Resilient Economy? Recent Indicators Suggest Mexico’s Economic Performance May Be Better Than Expected, Despite Challenges

Web Editor

May 8, 2025

a man with glasses and a beard is featured in a book called opinion by jose a costanada, Edward Otho

Introduction

Economic forecasts for Mexico have been gloomy since the end of last year. Surveys conducted by Banxico and private entities, along with reports from multilateral organizations, have downgraded their growth projections for the Mexican economy in 2025. The reasons are well-known: investment uncertainty due to judicial reform, an inevitable reduction in public spending following the 2024 overspending, and potential tariff effects on confidence.

Positive Signs: PIB Estimates and Sectoral Performance

However, in recent weeks, some indicators have shown an apparent “resilience” of the Mexican economy that has surpassed certain expectations. The timely estimation of GDP for the first quarter of the year has sparked cautious optimism. According to Inegi’s data presented last week, the economy grew by 0.2% compared to the previous quarter and 0.6% compared to the same quarter last year.

This growth was primarily driven by primary activities, which expanded by 8.1% compared to the previous quarter, while secondary activities declined by 0.3%, and tertiary activities remained flat at 0%. This is indeed good news, as a global negative growth was anticipated, potentially placing Mexico in a technical recession with two consecutive quarters of negative growth.

One hypothesis, supported in part by US figures, relates to a reaction to tariffs. With uncertainty surrounding which products, to what extent, and which countries will be affected, many US buyers decided to expedite purchases to avoid higher tariffs later. This was reflected in the secondary sector and confirmed by the significant increase in US imports during the first quarter, negatively impacting its GDP. However, it also affects primary activities. Remember that this isn’t just about agricultural products; it includes other significant Mexican exports like beer.
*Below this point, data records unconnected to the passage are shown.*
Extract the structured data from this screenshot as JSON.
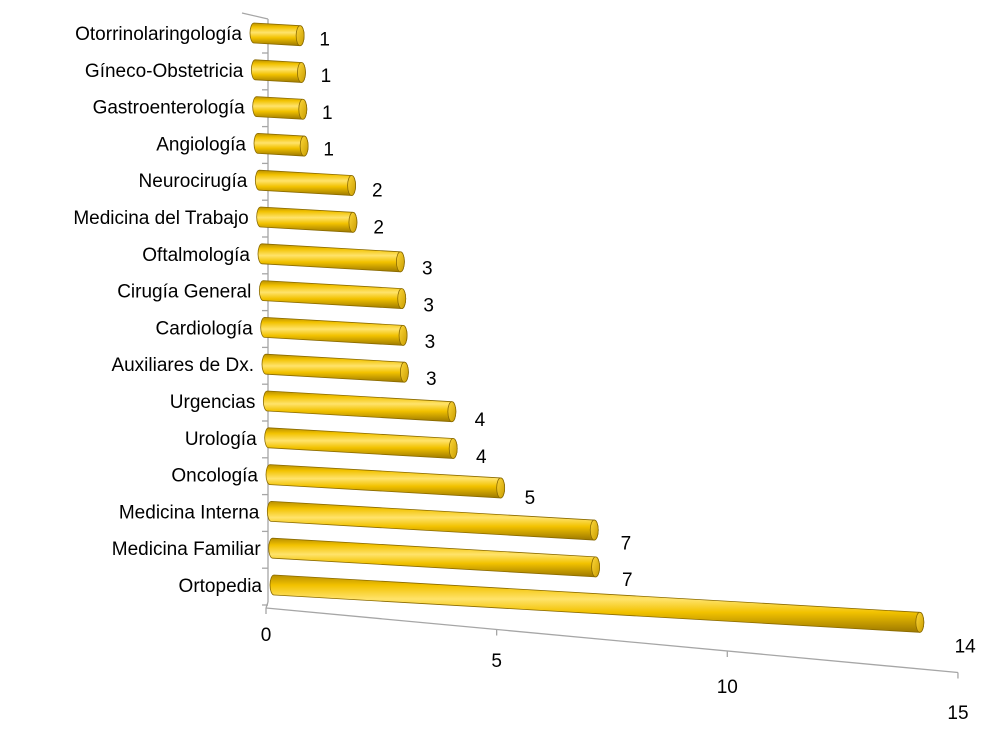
{
  "chart_data": {
    "type": "bar",
    "orientation": "horizontal",
    "style": "3d-cylinder",
    "bar_color": "#F2C200",
    "title": "",
    "xlabel": "",
    "ylabel": "",
    "xlim": [
      0,
      15
    ],
    "x_ticks": [
      "0",
      "5",
      "10",
      "15"
    ],
    "grid": false,
    "legend": "none",
    "categories": [
      "Otorrinolaringología",
      "Gíneco-Obstetricia",
      "Gastroenterología",
      "Angiología",
      "Neurocirugía",
      "Medicina del Trabajo",
      "Oftalmología",
      "Cirugía General",
      "Cardiología",
      "Auxiliares de Dx.",
      "Urgencias",
      "Urología",
      "Oncología",
      "Medicina Interna",
      "Medicina Familiar",
      "Ortopedia"
    ],
    "values": [
      1,
      1,
      1,
      1,
      2,
      2,
      3,
      3,
      3,
      3,
      4,
      4,
      5,
      7,
      7,
      14
    ],
    "value_labels": [
      "1",
      "1",
      "1",
      "1",
      "2",
      "2",
      "3",
      "3",
      "3",
      "3",
      "4",
      "4",
      "5",
      "7",
      "7",
      "14"
    ]
  }
}
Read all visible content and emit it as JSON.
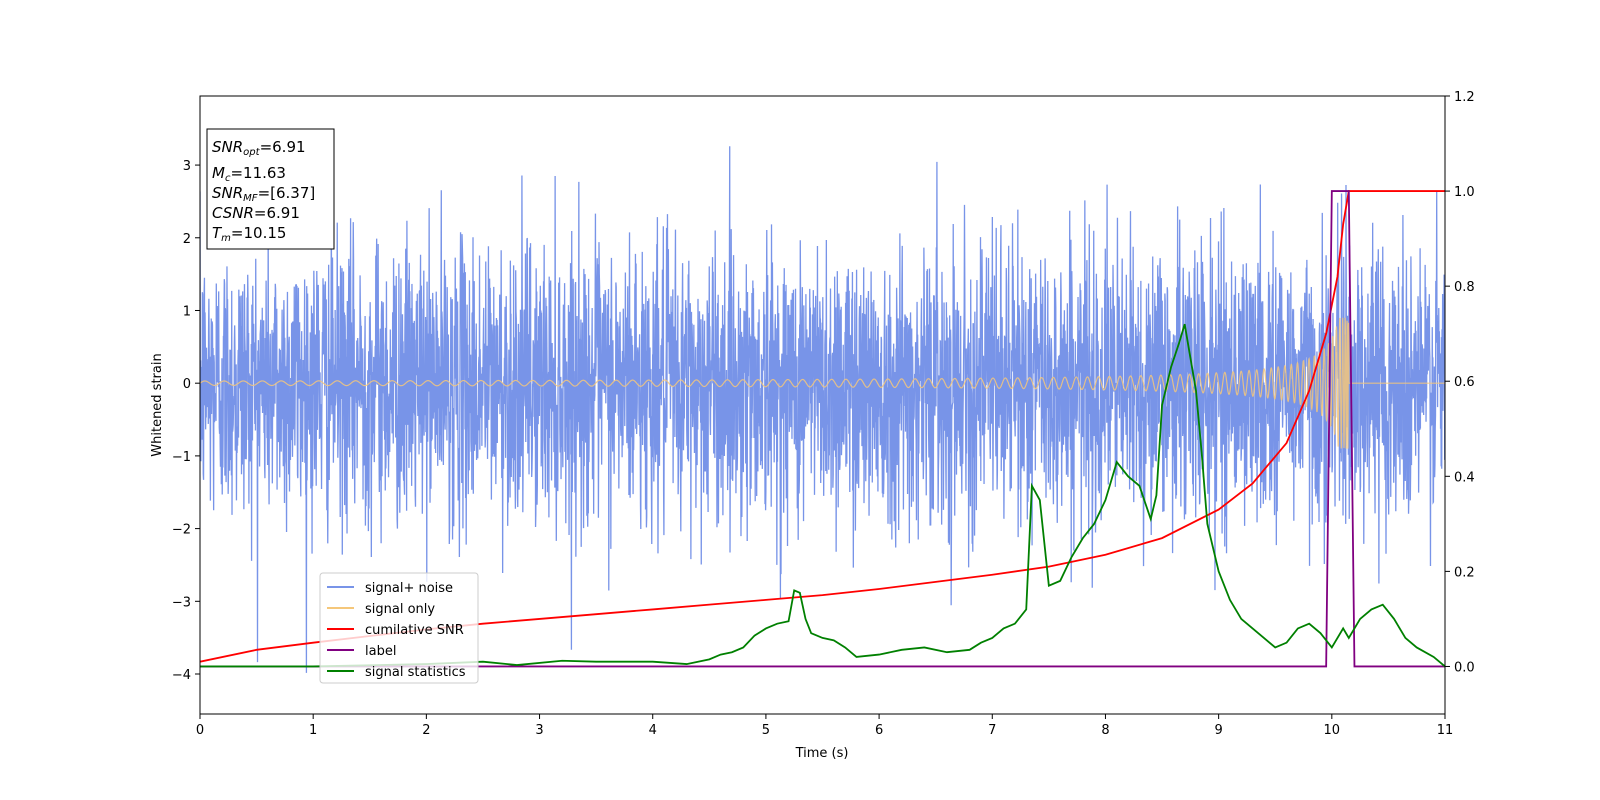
{
  "chart_data": {
    "type": "line",
    "xlabel": "Time (s)",
    "ylabel": "Whitened strain",
    "xlim": [
      0,
      11
    ],
    "ylim": [
      -4.55,
      3.95
    ],
    "y2lim": [
      -0.1,
      1.2
    ],
    "x_ticks": [
      0,
      1,
      2,
      3,
      4,
      5,
      6,
      7,
      8,
      9,
      10,
      11
    ],
    "y_ticks": [
      -4,
      -3,
      -2,
      -1,
      0,
      1,
      2,
      3
    ],
    "y_tick_labels": [
      "−4",
      "−3",
      "−2",
      "−1",
      "0",
      "1",
      "2",
      "3"
    ],
    "y2_ticks": [
      0.0,
      0.2,
      0.4,
      0.6,
      0.8,
      1.0,
      1.2
    ],
    "y2_tick_labels": [
      "0.0",
      "0.2",
      "0.4",
      "0.6",
      "0.8",
      "1.0",
      "1.2"
    ],
    "grid": false,
    "legend_position": "lower-left",
    "annotations": {
      "snr_opt": {
        "base": "SNR",
        "sub": "opt",
        "value": "=6.91"
      },
      "mc": {
        "base": "M",
        "sub": "c",
        "value": "=11.63"
      },
      "snr_mf": {
        "base": "SNR",
        "sub": "MF",
        "value": "=[6.37]"
      },
      "csnr": {
        "base": "CSNR",
        "sub": "",
        "value": "=6.91"
      },
      "tm": {
        "base": "T",
        "sub": "m",
        "value": "=10.15"
      }
    },
    "series": [
      {
        "name": "signal+ noise",
        "color": "#7894e8",
        "axis": "left",
        "kind": "noise",
        "std": 0.95
      },
      {
        "name": "signal only",
        "color": "#f5c77a",
        "axis": "left",
        "kind": "chirp",
        "merger": 10.15
      },
      {
        "name": "cumilative SNR",
        "color": "#ff0000",
        "axis": "right",
        "x": [
          0,
          0.5,
          1,
          1.5,
          2,
          2.5,
          3,
          3.5,
          4,
          4.5,
          5,
          5.5,
          6,
          6.5,
          7,
          7.5,
          8,
          8.5,
          9,
          9.3,
          9.6,
          9.8,
          9.95,
          10.05,
          10.1,
          10.15,
          10.5,
          11
        ],
        "y": [
          0.01,
          0.035,
          0.05,
          0.064,
          0.078,
          0.09,
          0.1,
          0.11,
          0.12,
          0.13,
          0.14,
          0.15,
          0.163,
          0.178,
          0.193,
          0.21,
          0.235,
          0.27,
          0.33,
          0.385,
          0.47,
          0.58,
          0.7,
          0.82,
          0.93,
          1.0,
          1.0,
          1.0
        ]
      },
      {
        "name": "label",
        "color": "#800080",
        "axis": "right",
        "x": [
          0,
          9.95,
          10.0,
          10.05,
          10.15,
          10.2,
          11
        ],
        "y": [
          0,
          0,
          1.0,
          1.0,
          1.0,
          0,
          0
        ]
      },
      {
        "name": "signal statistics",
        "color": "#008000",
        "axis": "right",
        "x": [
          0,
          1,
          2,
          2.5,
          2.8,
          3.2,
          3.5,
          4.0,
          4.3,
          4.5,
          4.6,
          4.7,
          4.8,
          4.9,
          5.0,
          5.1,
          5.2,
          5.25,
          5.3,
          5.35,
          5.4,
          5.5,
          5.6,
          5.7,
          5.8,
          6.0,
          6.2,
          6.4,
          6.6,
          6.8,
          6.9,
          7.0,
          7.1,
          7.2,
          7.3,
          7.35,
          7.42,
          7.5,
          7.6,
          7.7,
          7.8,
          7.9,
          8.0,
          8.1,
          8.2,
          8.3,
          8.4,
          8.45,
          8.5,
          8.58,
          8.65,
          8.7,
          8.75,
          8.8,
          8.85,
          8.9,
          9.0,
          9.1,
          9.2,
          9.3,
          9.4,
          9.5,
          9.6,
          9.7,
          9.8,
          9.9,
          10.0,
          10.1,
          10.15,
          10.25,
          10.35,
          10.45,
          10.55,
          10.65,
          10.75,
          10.9,
          11.0
        ],
        "y": [
          0.0,
          0.0,
          0.005,
          0.01,
          0.003,
          0.012,
          0.01,
          0.01,
          0.005,
          0.015,
          0.025,
          0.03,
          0.04,
          0.065,
          0.08,
          0.09,
          0.095,
          0.16,
          0.155,
          0.1,
          0.07,
          0.06,
          0.055,
          0.04,
          0.02,
          0.025,
          0.035,
          0.04,
          0.03,
          0.035,
          0.05,
          0.06,
          0.08,
          0.09,
          0.12,
          0.38,
          0.35,
          0.17,
          0.18,
          0.23,
          0.27,
          0.3,
          0.35,
          0.43,
          0.4,
          0.38,
          0.31,
          0.36,
          0.55,
          0.63,
          0.68,
          0.72,
          0.65,
          0.58,
          0.45,
          0.3,
          0.2,
          0.14,
          0.1,
          0.08,
          0.06,
          0.04,
          0.05,
          0.08,
          0.09,
          0.07,
          0.04,
          0.08,
          0.06,
          0.1,
          0.12,
          0.13,
          0.1,
          0.06,
          0.04,
          0.02,
          0.0
        ]
      }
    ]
  }
}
Mixed Indicators: Consumption, Investment, and Business Confidence

Other recently published indicators paint a more pessimistic picture for the economy. The timely consumption indicator fell by 0.1% in March compared to February; investment declined by 7.8% in February compared to the previous year, and business confidence data continues to plummet.

Formal employment data is also unencouraging: by April 30, 2025, the IMSS reported a total of 22.4 million affiliated jobs, with a decline of 47,000 in April and very sluggish job creation for the year compared to previous years.

Conclusion

Creating stories to convince oneself that the economy is better than forecasts and current indicators suggest serves no purpose. While it’s understandable to “sell the camel,” clear actions are necessary given the economic situation and challenges it will continue to face.

Key Questions and Answers

  • Q: Are recent economic indicators suggesting Mexico’s economy is doing better than expected?

    A: Yes, the timely GDP estimate for Q1 2025 shows a positive growth of 0.2% compared to the previous quarter and 0.6% compared to Q1 2024, surpassing expectations.

  • Q: What explains the growth in primary activities and moderate decline in secondary activities?

    A: One hypothesis suggests that buyers anticipated tariffs by expediting purchases, impacting both secondary and primary sectors. The growth in primary activities can be attributed to agricultural products and other significant Mexican exports like beer.

  • Q: How do other recent indicators portray the Mexican economy?

    A: Despite positive GDP growth, consumption fell by 0.1% in March vs February, investment declined by 7.8% in Feb 2025 vs Feb 2024, and business confidence data continues to drop.

  • Q: What should be the focus given these mixed signals?

    A: Clear and concrete actions are necessary to address the economic challenges, as the current Plan Mexico lacks direct impact on growth.